Analysis of how to realize the principle of Spark2.x BlockManager 07/03 Update SLTechnology News&Howtos

Analysis of how to realize the principle of Spark2.x BlockManager

2025-07-03 Update From: SLTechnology News&Howtos shulou NAV: SLTechnology News&Howtos > Internet Technology >

Shulou(Shulou.com)06/01 Report--

This article will explain in detail how to achieve Spark2.x BlockManager principle analysis, the content of the article is of high quality, so the editor will share it for you as a reference. I hope you will have a certain understanding of the relevant knowledge after reading this article.

I. Overview

BlockManager is a module that is responsible for reading, writing and managing data at the bottom of Spark.

For each Spark task, the Driver node has a BlockManagerMaster instance, and there is a BlockManager instance corresponding to each Executor, which also constitutes a data management system of Master/Slaver architecture. For example, ShuffleWriter writes data to disk or content through BlockManager, and each Task also establishes a connection through BlockManger when pulling data, and then pulls data.

Here we first make a brief introduction to the principle of BlockManager.

II. Illustrating the overall structure of BlockManager

The architecture diagram is explained in detail below:

1. From the BlockManager principle architecture diagram, we can see that for each Spark task, Driver initializes a BlockManagerMaster instance, initializes and creates an BlockManagerMasterEndPoint instance. BlockManagerMasterEndpoint is a ThreadSafeRpcEndpoint class that receives message requests from Blockmanager in Executor and processes them accordingly. The implementation code in the SparkEnv class is as follows:

Val blockManagerMaster = new BlockManagerMaster (registerOrLookupEndpoint (BlockManagerMaster.DRIVER_ENDPOINT_NAME, new BlockManagerMasterEndpoint (rpcEnv, isLocal, conf, listenerBus), conf, isDriver)

two。 A set of HashMap data structure BlockManagerInfo information is managed in BlockManagerMasterEndPoint, and the corresponding relationship between BlockManagerId and BlockManagerInfo is saved. Here, it is equivalent to the metadata information of Block in each Executor. For example, after each BlockManager end adds or deletes a Block, the corresponding metadata information needs to be updated. The BlockManagerMasterEndPoint class implementation code is as follows:

/ / Mapping from block manager id to the block manager's information. Privateval blockManagerInfo = new mutable.HashMap [BlockManagerId, BlockManagerInfo]

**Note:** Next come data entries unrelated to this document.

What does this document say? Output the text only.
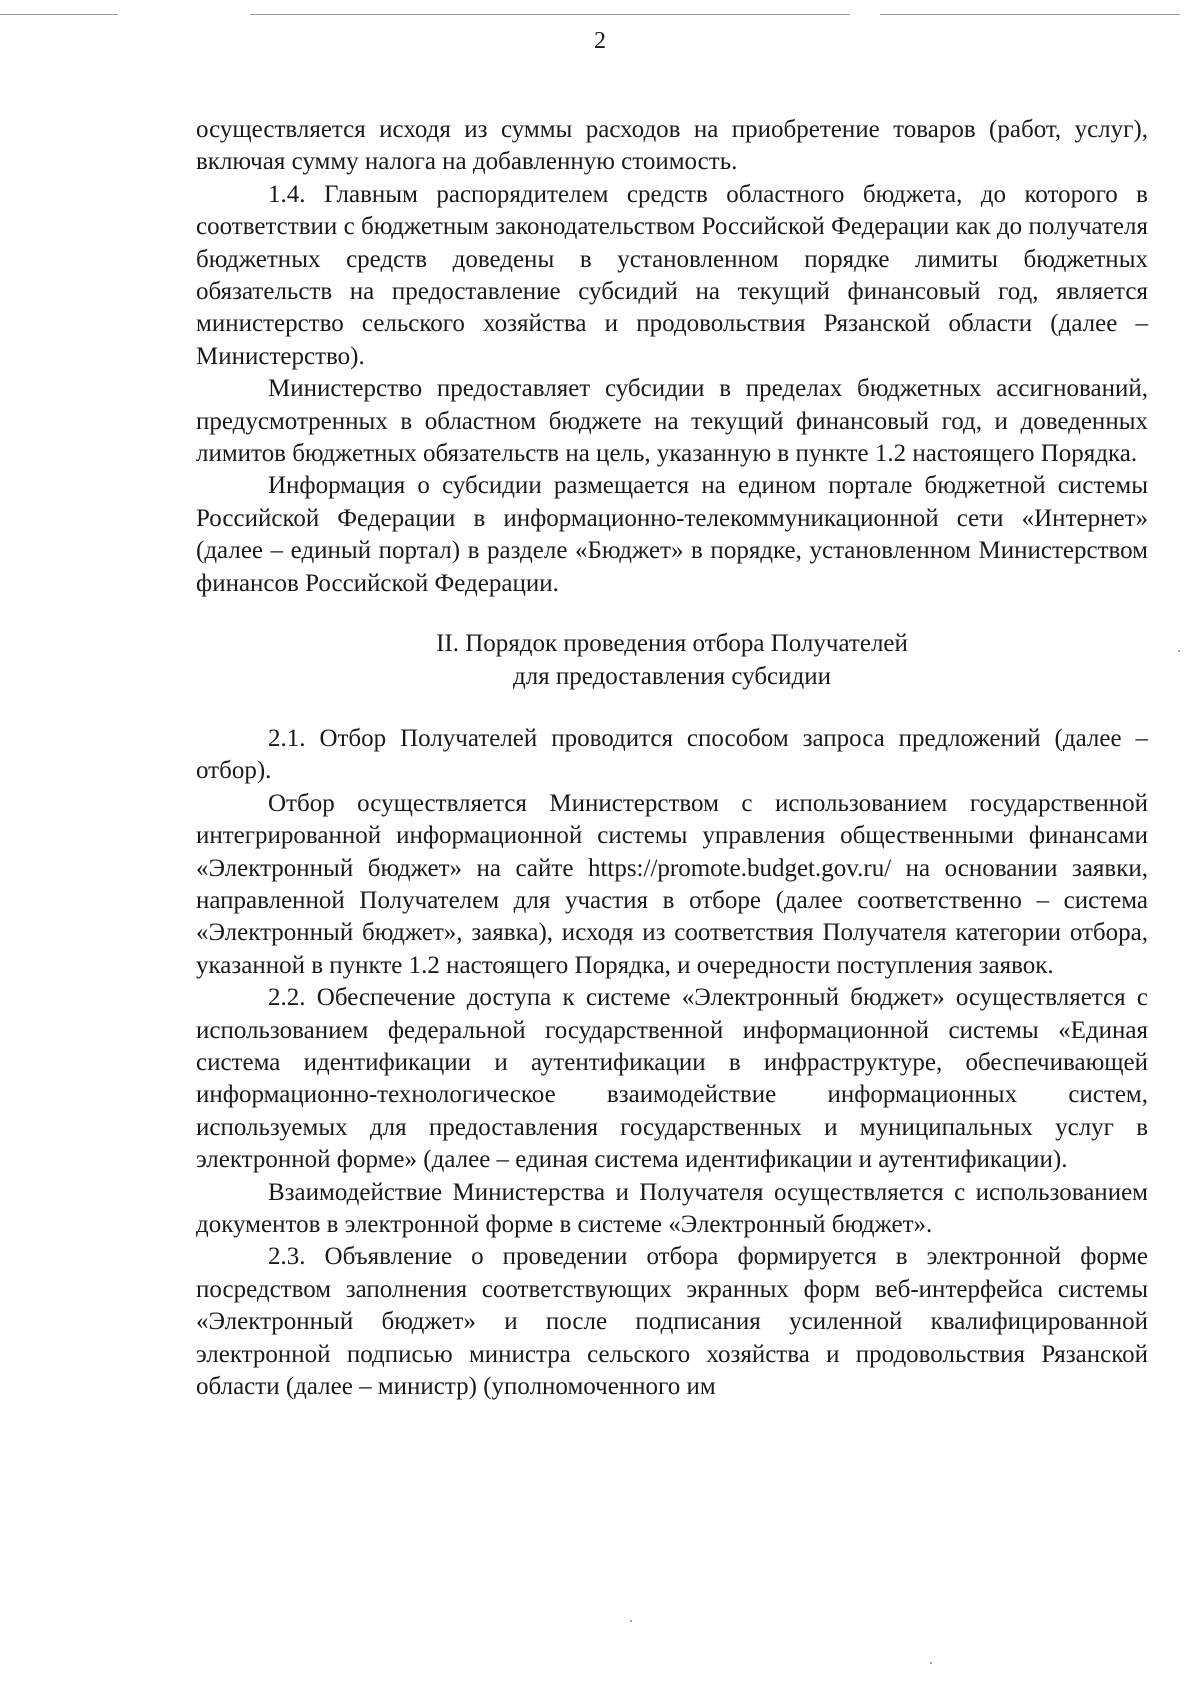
2

осуществляется исходя из суммы расходов на приобретение товаров (работ, услуг), включая сумму налога на добавленную стоимость.

1.4. Главным распорядителем средств областного бюджета, до которого в соответствии с бюджетным законодательством Российской Федерации как до получателя бюджетных средств доведены в установленном порядке лимиты бюджетных обязательств на предоставление субсидий на текущий финансовый год, является министерство сельского хозяйства и продовольствия Рязанской области (далее – Министерство).

Министерство предоставляет субсидии в пределах бюджетных ассигнований, предусмотренных в областном бюджете на текущий финансовый год, и доведенных лимитов бюджетных обязательств на цель, указанную в пункте 1.2 настоящего Порядка.

Информация о субсидии размещается на едином портале бюджетной системы Российской Федерации в информационно-телекоммуникационной сети «Интернет» (далее – единый портал) в разделе «Бюджет» в порядке, установленном Министерством финансов Российской Федерации.

II. Порядок проведения отбора Получателей
для предоставления субсидии

2.1. Отбор Получателей проводится способом запроса предложений (далее – отбор).

Отбор осуществляется Министерством с использованием государственной интегрированной информационной системы управления общественными финансами «Электронный бюджет» на сайте https://promote.budget.gov.ru/ на основании заявки, направленной Получателем для участия в отборе (далее соответственно – система «Электронный бюджет», заявка), исходя из соответствия Получателя категории отбора, указанной в пункте 1.2 настоящего Порядка, и очередности поступления заявок.

2.2. Обеспечение доступа к системе «Электронный бюджет» осуществляется с использованием федеральной государственной информационной системы «Единая система идентификации и аутентификации в инфраструктуре, обеспечивающей информационно-технологическое взаимодействие информационных систем, используемых для предоставления государственных и муниципальных услуг в электронной форме» (далее – единая система идентификации и аутентификации).

Взаимодействие Министерства и Получателя осуществляется с использованием документов в электронной форме в системе «Электронный бюджет».

2.3. Объявление о проведении отбора формируется в электронной форме посредством заполнения соответствующих экранных форм веб-интерфейса системы «Электронный бюджет» и после подписания усиленной квалифицированной электронной подписью министра сельского хозяйства и продовольствия Рязанской области (далее – министр) (уполномоченного им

The 3.BlockManagerInfo stores the status information of all the Block of the Executor. Here is also a HashMap structure, which stores the block and its BlockStatus information. The BlockManagerInfo class code is implemented as follows:

/ / Mapping from block id to its status.privateval _ blocks = new JHashMap [BlockId, BlockStatus]

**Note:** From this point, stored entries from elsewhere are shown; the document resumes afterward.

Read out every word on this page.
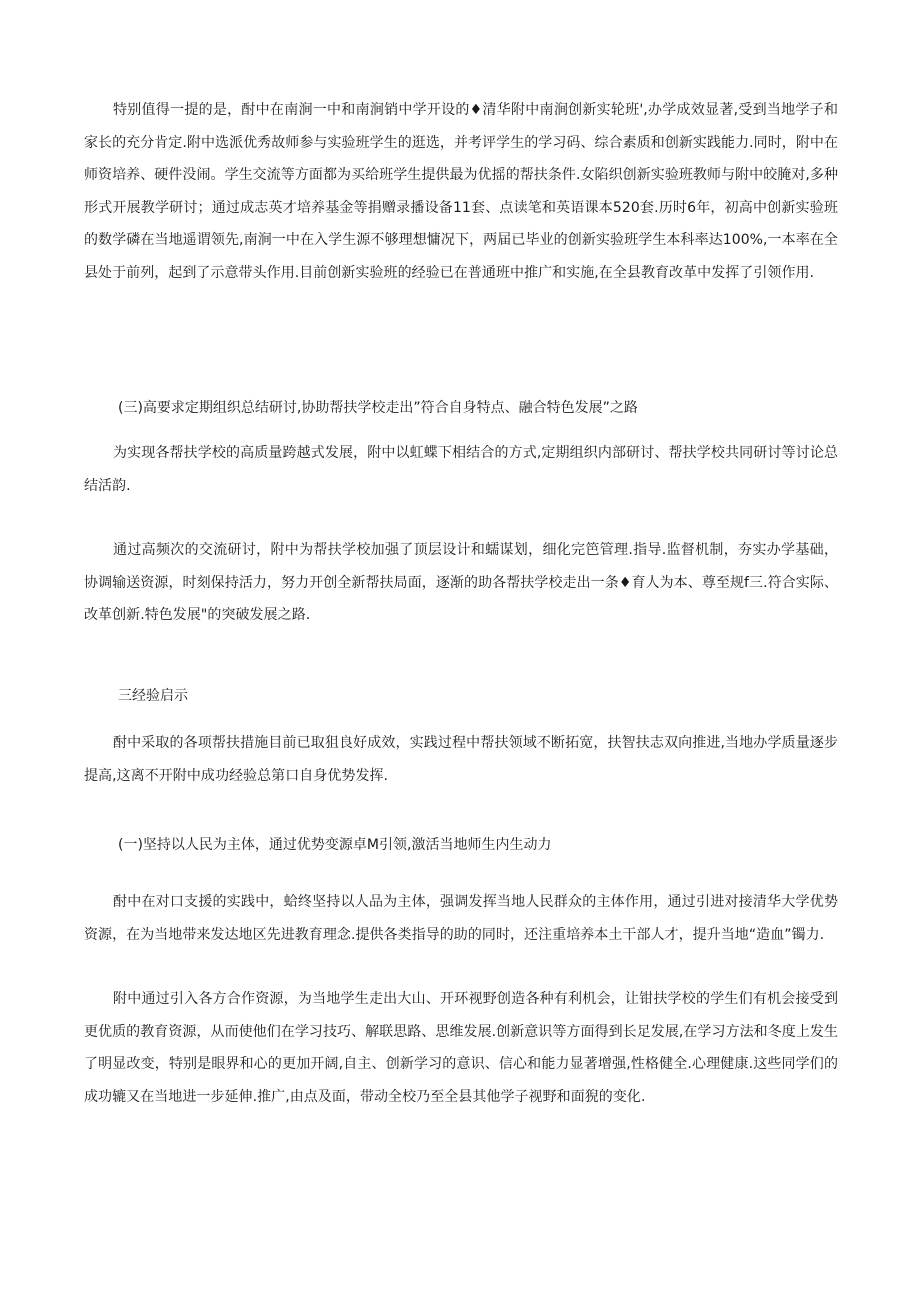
特别值得一提的是，酎中在南涧一中和南涧销中学开设的♦清华附中南涧创新实轮班',办学成效显著,受到当地学子和家长的充分肯定.附中选派优秀故师参与实验班学生的逛选，并考评学生的学习码、综合素质和创新实践能力.同时，附中在师资培养、硬件没闹。学生交流等方面都为买给班学生提供最为优摇的帮扶条件.女陷织创新实验班教师与附中皎腌对,多种形式开展教学研讨；通过成志英才培养基金等捐赠录播设备11套、点读笔和英语课本520套.历时6年，初高中创新实验班的数学磷在当地遥谓领先,南涧一中在入学生源不够理想慵况下，两届已毕业的创新实验班学生本科率达100%,一本率在全县处于前列，起到了示意带头作用.目前创新实验班的经验已在普通班中推广和实施,在全县教育改革中发挥了引领作用.

(三)高要求定期组织总结研讨,协助帮扶学校走出”符合自身特点、融合特色发展”之路

为实现各帮扶学校的高质量跨越式发展，附中以虹蝶下相结合的方式,定期组织内部研讨、帮扶学校共同研讨等讨论总结活韵.

通过高频次的交流研讨，附中为帮扶学校加强了顶层设计和蠕谋划，细化完笆管理.指导.监督机制，夯实办学基础，协调输送资源，时刻保持活力，努力开创全新帮扶局面，逐渐的助各帮扶学校走出一条♦育人为本、尊至规f三.符合实际、改革创新.特色发展"的突破发展之路.

三经验启示

酎中采取的各项帮扶措施目前已取狙良好成效，实践过程中帮扶领域不断拓宽，扶智扶志双向推进,当地办学质量逐步提高,这离不开附中成功经验总第口自身优势发挥.

(一)坚持以人民为主体，通过优势变源卓M引领,激活当地师生内生动力

酎中在对口支援的实践中，蛤终坚持以人品为主体，强调发挥当地人民群众的主体作用，通过引进对接清华大学优势资源，在为当地带来发达地区先进教育理念.提供各类指导的助的同时，还注重培养本土干部人才，提升当地“造血”镯力.

附中通过引入各方合作资源，为当地学生走出大山、开环视野创造各种有利机会，让钳扶学校的学生们有机会接受到更优质的教育资源，从而使他们在学习技巧、解联思路、思维发展.创新意识等方面得到长足发展,在学习方法和冬度上发生了明显改变，特别是眼界和心的更加开阔,自主、创新学习的意识、信心和能力显著增强,性格健全.心理健康.这些同学们的成功辘又在当地进一步延伸.推广,由点及面，带动全校乃至全县其他学子视野和面猊的变化.
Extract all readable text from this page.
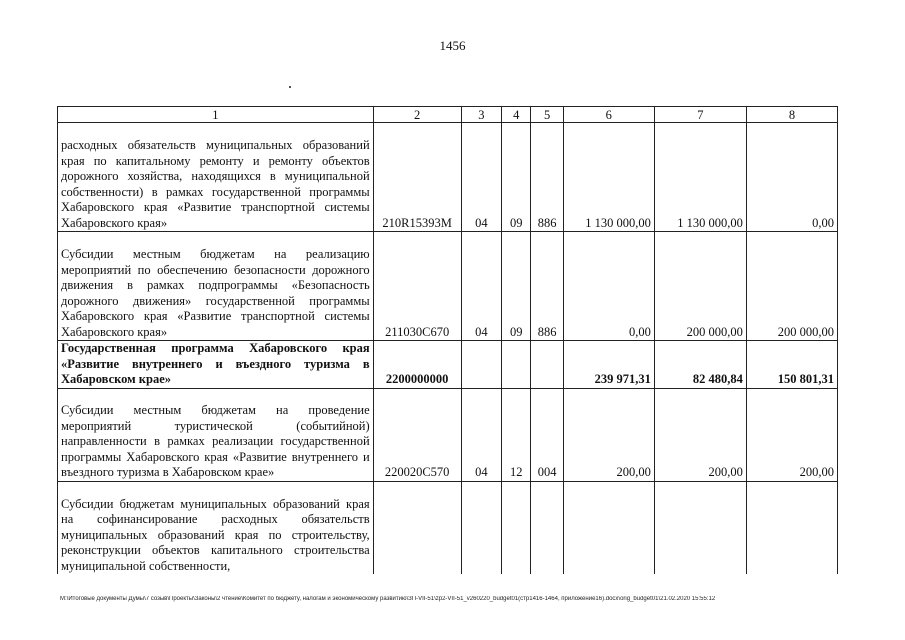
1456
1	2	3	4	5	6	7	8
расходных обязательств муниципальных образований края по капитальному ремонту и ремонту объектов дорожного хозяйства, находящихся в муниципальной собственности) в рамках государственной программы Хабаровского края «Развитие транспортной системы Хабаровского края»	210R15393M	04	09	886	1 130 000,00	1 130 000,00	0,00
Субсидии местным бюджетам на реализацию мероприятий по обеспечению безопасности дорожного движения в рамках подпрограммы «Безопасность дорожного движения» государственной программы Хабаровского края «Развитие транспортной системы Хабаровского края»	211030С670	04	09	886	0,00	200 000,00	200 000,00
Государственная программа Хабаровского края «Развитие внутреннего и въездного туризма в Хабаровском крае»	2200000000				239 971,31	82 480,84	150 801,31
Субсидии местным бюджетам на проведение мероприятий туристической (событийной) направленности в рамках реализации государственной программы Хабаровского края «Развитие внутреннего и въездного туризма в Хабаровском крае»	220020С570	04	12	004	200,00	200,00	200,00
Субсидии бюджетам муниципальных образований края на софинансирование расходных обязательств муниципальных образований края по строительству, реконструкции объектов капитального строительства муниципальной собственности,							
M:\Итоговые документы Думы\7 созыв\Проекты\Законы\2 чтение\Комитет по бюджету, налогам и экономическому развитию\ЗП-VII-51\zp2-VII-51_v260220_budget01(стр1416-1464, приложение16).docx\orig_budget01\21.02.2020 15:55:12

To sum up, the Driver side actually maintains the block metadata information of each node through BlockManagerMaster. For example, the Block of each block manager will be updated here, such as adding, deleting, changing and other operations.

4. There is a BlockManager instance on the executor side, which has four important components. The general introduction here and the later source code analysis will be described in detail:

1) .DiskStore

Responsible for reading and writing disk data

2). MemoryStore

Responsible for reading and writing memory data

3). ConnectionManager:

Responsible for connecting to other BlockManger, for example, the ShuffleReader phase needs to pull data from the remote, which is responsible for the remote connection.

4). BlockTransferService

Here, ConnectionManager is responsible for data transmission after successful connection with other BlockManger.

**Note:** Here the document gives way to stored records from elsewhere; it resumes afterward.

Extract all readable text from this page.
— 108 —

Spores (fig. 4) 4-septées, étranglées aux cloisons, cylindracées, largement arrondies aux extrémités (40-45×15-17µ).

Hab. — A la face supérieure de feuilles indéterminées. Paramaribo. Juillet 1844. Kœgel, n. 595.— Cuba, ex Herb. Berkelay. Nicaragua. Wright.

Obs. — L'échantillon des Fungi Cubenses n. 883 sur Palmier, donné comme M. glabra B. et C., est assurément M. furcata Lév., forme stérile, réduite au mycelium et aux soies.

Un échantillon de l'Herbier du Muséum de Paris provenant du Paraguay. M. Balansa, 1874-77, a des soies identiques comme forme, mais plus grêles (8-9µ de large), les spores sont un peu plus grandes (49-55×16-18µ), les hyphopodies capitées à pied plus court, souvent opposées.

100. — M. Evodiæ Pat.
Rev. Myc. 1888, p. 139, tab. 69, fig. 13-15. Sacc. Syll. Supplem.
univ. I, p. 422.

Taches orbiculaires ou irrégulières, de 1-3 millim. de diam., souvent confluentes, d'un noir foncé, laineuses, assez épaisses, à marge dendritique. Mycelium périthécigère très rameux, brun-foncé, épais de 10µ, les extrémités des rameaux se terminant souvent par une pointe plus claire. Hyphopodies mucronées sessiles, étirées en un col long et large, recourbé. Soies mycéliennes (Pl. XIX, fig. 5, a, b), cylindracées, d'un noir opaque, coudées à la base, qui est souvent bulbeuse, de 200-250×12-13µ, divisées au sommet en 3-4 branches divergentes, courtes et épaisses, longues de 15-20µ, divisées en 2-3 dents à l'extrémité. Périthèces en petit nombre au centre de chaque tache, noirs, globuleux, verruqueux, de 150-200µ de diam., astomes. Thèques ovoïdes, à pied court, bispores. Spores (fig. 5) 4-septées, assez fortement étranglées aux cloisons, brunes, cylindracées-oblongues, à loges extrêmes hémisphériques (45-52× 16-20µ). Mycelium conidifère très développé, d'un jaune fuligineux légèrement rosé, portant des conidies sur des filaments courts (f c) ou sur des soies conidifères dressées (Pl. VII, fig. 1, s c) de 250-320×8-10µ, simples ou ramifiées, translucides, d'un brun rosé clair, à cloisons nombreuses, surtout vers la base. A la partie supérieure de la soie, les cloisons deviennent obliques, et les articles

The first thing to do after the 5.BlockManager is created is to register with BlockManagerMaster, and the corresponding BlockManagerInfo information will be added to its blockManagerInfo.

6. There is one thing to note here: when BlockManager writes data, it gives priority to writing data to memory. If there is not enough memory, it will write part of the data in memory to disk according to its own algorithm. In addition, if a copy of relication is specified, one copy of the data will be copied to another BlockManager using BlockManager, so there will be a situation where one Block has two BlockManger.

When 7.BlockManager reads data, such as the ShuffleReader phase, if it can read data locally, it will read locally, otherwise it will establish a connection with the remote BlockManager node through ConnectionManager. After the connection is successful, BlockTransferService will go to the BlockManager node to obtain the data.

8. Whenever the BlockManager side adds, deletes or modifies the data, it will send a message notification of BlockStatus changes to BlockManagerMaster, and then BlockManagerMaster will update the BlockManagerInfo metadata information maintained by itself.

On how to achieve the principle of Spark2.x BlockManager analysis to share here, I hope the above content can be of some help to you, can learn more knowledge. If you think the article is good, you can share it for more people to see.

Welcome to subscribe "Shulou Technology Information " to get latest news, interesting things and hot topics in the IT industry, and controls the hottest and latest Internet news, technology news and IT industry trends.

*The comments in the above article only represent the author's personal views and do not represent the views and positions of this website. If you have more insights, please feel free to contribute and share.